Выбрать главу

– До сих пор с их стороны не наблюдалось ни малейшей воли к диалогу. Прилетали, все уничтожали, похищали детей, а взрослым вырывали сердца.

– Тогда следует осуществить жест доброй воли, иль Кане, показать, что ты ценный и надежный союзник.

Говоря это, он вставил пальцы в глазницы черепа, словно бы желал метнуть его в меня будто игроки в боулинг.

– И как же ты намереваешься это сделать, il prete (священник – ит.).

Слово "брат" как-то не прошло через уста.

– Увидишь, вскоре увидишь. – Ты и твои товарищи…

Он замолк и осторожно положил череп на Библию.

* * *

Обошлось без пыток. У fra Якопо не было намерения меня допрашивать. Похоже, ему было известно все, что он желал знать. Я вернулся в подвал, где мы, подавленные, сидели весь день и ночь. Я ожидал в любой момент увидеть остальную часть нашей группы, схваченную солдатами. Но так не наступило до последующего утра, когда меня вновь затащили пред лицо fra Якопо.

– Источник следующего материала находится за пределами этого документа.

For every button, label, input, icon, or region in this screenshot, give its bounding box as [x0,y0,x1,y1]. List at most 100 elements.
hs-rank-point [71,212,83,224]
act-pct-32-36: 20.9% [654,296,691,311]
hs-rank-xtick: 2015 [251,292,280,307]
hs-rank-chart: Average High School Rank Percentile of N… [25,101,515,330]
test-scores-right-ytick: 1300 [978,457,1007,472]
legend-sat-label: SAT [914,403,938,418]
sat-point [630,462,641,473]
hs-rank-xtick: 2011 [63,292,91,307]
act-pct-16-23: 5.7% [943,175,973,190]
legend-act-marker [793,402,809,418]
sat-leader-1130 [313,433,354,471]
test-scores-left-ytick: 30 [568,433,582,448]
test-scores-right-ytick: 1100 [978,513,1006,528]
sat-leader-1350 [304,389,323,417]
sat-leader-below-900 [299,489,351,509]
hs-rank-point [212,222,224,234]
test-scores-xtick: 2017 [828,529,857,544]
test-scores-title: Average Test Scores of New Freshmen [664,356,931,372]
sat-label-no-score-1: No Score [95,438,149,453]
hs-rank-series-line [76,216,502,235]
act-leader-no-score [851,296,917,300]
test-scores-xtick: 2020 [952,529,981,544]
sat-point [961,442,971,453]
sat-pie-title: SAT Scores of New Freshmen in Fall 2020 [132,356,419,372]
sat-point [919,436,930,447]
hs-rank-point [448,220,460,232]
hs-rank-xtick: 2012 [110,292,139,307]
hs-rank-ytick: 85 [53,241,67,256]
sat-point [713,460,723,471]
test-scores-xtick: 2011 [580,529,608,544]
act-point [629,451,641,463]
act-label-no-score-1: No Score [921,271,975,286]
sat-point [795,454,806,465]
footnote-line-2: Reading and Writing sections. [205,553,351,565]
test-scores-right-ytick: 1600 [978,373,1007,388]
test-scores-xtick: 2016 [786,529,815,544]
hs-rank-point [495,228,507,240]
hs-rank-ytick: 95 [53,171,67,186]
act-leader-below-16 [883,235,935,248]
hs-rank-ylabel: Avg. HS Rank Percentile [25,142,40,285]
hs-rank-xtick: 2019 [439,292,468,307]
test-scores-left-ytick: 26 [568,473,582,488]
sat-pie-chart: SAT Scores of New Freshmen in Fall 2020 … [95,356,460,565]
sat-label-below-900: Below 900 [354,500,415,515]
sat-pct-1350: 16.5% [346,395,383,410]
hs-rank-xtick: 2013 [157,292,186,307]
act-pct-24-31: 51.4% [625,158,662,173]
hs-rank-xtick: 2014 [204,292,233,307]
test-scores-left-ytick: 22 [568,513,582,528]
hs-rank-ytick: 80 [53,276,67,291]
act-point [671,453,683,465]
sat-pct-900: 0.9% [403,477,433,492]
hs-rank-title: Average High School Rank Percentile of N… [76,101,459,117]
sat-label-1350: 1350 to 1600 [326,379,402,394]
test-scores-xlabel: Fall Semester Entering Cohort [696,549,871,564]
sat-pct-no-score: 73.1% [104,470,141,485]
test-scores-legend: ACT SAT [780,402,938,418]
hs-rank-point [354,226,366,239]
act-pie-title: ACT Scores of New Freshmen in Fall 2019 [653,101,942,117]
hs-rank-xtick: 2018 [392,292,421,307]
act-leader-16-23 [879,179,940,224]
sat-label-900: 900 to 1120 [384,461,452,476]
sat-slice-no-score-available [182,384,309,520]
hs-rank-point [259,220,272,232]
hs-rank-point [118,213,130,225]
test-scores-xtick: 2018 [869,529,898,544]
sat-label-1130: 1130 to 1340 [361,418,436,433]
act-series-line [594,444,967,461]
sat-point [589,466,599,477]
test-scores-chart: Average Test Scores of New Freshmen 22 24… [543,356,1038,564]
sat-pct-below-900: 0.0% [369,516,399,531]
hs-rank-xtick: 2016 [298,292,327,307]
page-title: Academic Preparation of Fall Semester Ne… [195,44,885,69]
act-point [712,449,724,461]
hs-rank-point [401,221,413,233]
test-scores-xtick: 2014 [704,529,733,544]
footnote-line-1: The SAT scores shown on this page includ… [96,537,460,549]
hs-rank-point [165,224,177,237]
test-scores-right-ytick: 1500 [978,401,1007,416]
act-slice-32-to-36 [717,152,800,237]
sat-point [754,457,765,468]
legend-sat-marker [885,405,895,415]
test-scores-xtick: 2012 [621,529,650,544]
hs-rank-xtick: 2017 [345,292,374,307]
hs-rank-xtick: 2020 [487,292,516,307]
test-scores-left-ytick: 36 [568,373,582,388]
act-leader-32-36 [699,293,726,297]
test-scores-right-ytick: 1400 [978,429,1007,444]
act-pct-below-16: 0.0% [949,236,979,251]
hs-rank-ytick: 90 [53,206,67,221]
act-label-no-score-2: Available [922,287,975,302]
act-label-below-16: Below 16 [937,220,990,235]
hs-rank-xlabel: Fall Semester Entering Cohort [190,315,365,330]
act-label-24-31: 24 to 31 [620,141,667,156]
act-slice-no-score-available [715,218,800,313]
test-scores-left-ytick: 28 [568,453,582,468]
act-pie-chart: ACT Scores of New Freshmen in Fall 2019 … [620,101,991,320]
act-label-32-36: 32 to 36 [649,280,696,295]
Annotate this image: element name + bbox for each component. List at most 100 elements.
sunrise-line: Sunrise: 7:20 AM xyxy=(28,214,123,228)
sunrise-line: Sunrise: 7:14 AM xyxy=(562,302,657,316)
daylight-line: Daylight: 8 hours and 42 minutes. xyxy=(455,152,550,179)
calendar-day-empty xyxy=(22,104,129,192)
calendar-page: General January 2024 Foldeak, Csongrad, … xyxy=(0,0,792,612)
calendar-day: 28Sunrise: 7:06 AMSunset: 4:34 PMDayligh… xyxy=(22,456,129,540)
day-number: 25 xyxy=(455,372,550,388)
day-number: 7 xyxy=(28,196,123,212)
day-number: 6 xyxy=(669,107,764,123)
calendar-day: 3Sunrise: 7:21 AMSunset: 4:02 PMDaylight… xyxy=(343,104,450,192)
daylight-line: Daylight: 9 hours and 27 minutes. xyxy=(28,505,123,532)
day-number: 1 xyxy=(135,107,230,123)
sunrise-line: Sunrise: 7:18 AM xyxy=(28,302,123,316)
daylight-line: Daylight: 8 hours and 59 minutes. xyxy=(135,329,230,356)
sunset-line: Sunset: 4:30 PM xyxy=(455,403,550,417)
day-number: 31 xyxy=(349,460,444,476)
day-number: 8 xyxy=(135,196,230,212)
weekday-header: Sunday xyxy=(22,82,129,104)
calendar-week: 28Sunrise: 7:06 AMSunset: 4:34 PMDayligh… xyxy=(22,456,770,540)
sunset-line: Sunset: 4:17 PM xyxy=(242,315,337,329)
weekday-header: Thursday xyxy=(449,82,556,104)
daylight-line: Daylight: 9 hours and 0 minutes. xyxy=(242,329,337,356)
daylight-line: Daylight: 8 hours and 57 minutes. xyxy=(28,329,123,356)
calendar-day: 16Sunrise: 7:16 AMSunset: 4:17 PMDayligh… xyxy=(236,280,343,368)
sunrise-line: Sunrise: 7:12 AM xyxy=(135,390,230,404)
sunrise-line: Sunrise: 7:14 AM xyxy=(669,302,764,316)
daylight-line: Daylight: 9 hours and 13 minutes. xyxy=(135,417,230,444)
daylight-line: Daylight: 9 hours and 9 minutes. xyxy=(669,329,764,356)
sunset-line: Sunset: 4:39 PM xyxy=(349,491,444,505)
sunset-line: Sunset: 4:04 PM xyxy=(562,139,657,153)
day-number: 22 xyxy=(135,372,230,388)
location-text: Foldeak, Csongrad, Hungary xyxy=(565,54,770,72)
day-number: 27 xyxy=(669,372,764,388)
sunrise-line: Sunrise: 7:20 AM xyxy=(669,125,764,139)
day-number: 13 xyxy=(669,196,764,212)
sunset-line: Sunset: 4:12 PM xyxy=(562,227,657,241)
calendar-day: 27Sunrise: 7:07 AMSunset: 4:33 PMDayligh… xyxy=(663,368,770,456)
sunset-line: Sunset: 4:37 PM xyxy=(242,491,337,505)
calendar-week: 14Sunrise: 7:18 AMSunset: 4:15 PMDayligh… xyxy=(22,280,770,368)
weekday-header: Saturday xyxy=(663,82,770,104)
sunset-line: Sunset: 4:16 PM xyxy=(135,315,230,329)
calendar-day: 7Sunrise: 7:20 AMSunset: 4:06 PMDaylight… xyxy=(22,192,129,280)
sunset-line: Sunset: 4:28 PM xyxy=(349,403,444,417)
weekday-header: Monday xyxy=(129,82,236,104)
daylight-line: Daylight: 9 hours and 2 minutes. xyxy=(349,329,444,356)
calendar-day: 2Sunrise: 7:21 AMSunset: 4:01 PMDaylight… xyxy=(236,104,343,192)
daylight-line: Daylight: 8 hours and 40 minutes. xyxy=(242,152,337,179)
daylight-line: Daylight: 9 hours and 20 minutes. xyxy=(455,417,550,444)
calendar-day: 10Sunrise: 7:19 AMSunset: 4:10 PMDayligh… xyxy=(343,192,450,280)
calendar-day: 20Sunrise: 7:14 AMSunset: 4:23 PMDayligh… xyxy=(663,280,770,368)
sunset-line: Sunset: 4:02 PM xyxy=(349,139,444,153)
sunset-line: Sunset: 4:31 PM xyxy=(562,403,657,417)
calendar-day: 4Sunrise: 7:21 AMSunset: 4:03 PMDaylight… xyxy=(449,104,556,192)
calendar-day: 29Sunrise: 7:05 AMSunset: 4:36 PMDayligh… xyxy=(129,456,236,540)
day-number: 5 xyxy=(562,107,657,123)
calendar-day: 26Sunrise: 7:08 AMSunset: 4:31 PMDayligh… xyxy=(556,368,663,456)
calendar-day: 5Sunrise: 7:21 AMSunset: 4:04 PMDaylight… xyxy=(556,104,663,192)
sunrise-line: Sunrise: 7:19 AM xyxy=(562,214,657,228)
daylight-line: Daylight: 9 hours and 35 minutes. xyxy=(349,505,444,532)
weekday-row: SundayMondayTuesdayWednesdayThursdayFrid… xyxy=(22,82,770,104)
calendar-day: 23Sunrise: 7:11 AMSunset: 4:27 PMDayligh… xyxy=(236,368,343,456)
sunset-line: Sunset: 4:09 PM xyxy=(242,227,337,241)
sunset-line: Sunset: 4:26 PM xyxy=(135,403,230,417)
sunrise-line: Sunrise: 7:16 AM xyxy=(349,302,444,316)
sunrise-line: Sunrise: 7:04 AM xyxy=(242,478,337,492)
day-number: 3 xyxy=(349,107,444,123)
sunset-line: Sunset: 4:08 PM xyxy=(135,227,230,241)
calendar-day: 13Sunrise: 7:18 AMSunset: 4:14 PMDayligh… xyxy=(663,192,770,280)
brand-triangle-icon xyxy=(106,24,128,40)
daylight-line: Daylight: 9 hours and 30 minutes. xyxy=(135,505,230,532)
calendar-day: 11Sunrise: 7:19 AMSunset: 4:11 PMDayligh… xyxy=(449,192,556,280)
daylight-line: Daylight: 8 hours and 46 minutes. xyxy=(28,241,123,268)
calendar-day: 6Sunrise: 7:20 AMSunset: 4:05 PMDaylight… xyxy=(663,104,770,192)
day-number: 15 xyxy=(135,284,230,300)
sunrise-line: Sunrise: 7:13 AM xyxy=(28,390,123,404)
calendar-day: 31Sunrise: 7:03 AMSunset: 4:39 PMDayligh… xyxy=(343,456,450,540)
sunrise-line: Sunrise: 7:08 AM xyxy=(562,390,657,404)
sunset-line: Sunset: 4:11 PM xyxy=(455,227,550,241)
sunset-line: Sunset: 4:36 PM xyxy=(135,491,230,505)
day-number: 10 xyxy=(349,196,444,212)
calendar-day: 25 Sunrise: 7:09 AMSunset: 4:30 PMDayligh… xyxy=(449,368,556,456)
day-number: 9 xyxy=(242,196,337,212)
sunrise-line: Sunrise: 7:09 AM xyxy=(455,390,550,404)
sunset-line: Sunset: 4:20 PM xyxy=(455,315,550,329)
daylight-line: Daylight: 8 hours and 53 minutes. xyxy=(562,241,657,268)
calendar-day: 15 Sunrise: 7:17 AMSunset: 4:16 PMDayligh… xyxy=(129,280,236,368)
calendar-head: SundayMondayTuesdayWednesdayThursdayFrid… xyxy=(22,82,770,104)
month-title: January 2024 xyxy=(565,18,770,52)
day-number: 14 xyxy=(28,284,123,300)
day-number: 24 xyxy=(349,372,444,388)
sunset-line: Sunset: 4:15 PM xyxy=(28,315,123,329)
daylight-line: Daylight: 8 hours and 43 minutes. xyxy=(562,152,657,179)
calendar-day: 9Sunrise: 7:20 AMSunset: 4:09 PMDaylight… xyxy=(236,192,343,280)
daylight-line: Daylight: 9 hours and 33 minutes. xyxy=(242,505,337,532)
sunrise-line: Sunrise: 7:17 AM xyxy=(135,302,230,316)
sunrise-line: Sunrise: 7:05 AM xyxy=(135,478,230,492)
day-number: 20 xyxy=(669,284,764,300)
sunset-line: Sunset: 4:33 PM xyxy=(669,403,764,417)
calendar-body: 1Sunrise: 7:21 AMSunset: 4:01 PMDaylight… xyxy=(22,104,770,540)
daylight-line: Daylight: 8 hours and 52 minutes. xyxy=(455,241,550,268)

– Ты проиграл, иль Кане, – засмеялся от, скаля испорченные зубы. – Твои дружки сбежали, бросая лагерь и труп священника. В панике они даже не позаботились похоронить его. Встреченный индеец рассказывал, что они бежали в сторону Аламогордо, так что пыль столбом. Но не бойся, я выслал за ними своих людей, так что, рано или поздно, эти трусы либо заплатят жизнью, либо станут хорошим подарком для Серебристых. Только мы не станем жать, а сразу же приступим к реализации моих планов.

Нас вывели из подвала, и сердца наши пронзила боль – в навозной куче, на посмешище черни, лежал труп Педро Гомеса. Несмотря на это осквернение, на его лице рисовались покой и достоинство, а на губах я даже, вроде как, заметил тень улыбки. Неужели в последнее мгновение своего земного существования он видел открывающиеся пред ним райские врата? А может, еще раз хоте сказать нам то, что говорил неоднократно: "Не бойтесь. Мы выиграем!".

Все же, сложно было оставаться оптимистом. Мне моя судьба уже казалась предрешенной. В палящем солнце нас погрузили на повозку, и в сопровождении группы вооруженных людей мы направились в сторону запада. За нами двинулись три телеги, нагруженные хворостом. А зачем эта древесина? Неужто мстительный доминиканец намеревался изжарить нас на костре?

Fra Якопо на черном мустанге не собирался долго скрывать своих намерений; наоборот, о них он распространялся со злорадной откровенностью:

– Мы начнем диалог с Серебристыми, вас предложим им в подарок и в качестве стимула для последующих переговоров.

Я пытался отвести его от этого замысла, повторяя:

– Ты совершаешь ошибку, il prete, напрасно рассчитывая на то, что они могут желать вступать в переговоры. Они желают нас только лишь уничтожить!

Правда, с таким же успехом я мог убеждать мула в важности неэвклидовой геометрии.

Через пару часов караван достиг обреза пустынного плоскогорья, серого и печального, в чем-то напоминавшего мне ту перуанскую пустыню Наска, в которой туземцы когда-то изготовили свои гигантские рисунки, желая обратиться к космическим богам по непонятным для нас вопросам. Fra Якопо, сам не зная того, занимался плагиатом.

– Мы подадим им сигнал, – говорил доминиканец. – Вас оставим в этой вот котловине, а ночью вокруг вас загорятся костры, составленные в громадную надпись: "Enamigos". Если они все время наблюдают за Землей сверху, как ты пытаешься внушить в своих записках, они прибудут сюда, захватят вас и сориентируются, что вместе со своим оружием и инструментами вы представляете собой подарок, доказывающий мою дружбу.

* * *

О чем я размышлял в тот вечер? О моменте, в котором почувствую разрез обсидиановым ножом? Не помню. Фруассарт, казалось, принимал приговор судьбы со стоическим спокойствием. Ансельмо иногда плакал, словно ребенок, предлагая нашим стражам за освобождение все сокровища царя Соломона, эликсир жизни и вечное спасение, аминь. Только следящие за нами солдаты не были склонными к какой-либо торговле. Эбен молчал, но, судя по рисующимся на его лице усилиям, он пытался ослабить связывающие его веревки. Это заметил один из охранников, рявкнул что-то по-испански и прикладом ружья стукнул негра по голове. Результат: приклад кремниевого ружья раскололся на куски, а на твердом черепе чернокожего появилась приличных размеров шишка. Солдат только выругался и подтянул узлы. Одной надеждой на спасение меньше.

Время неумолимо продвигалось вперед. Вскоре наступили сумерки. Солнце заходило среди кровавых облаков.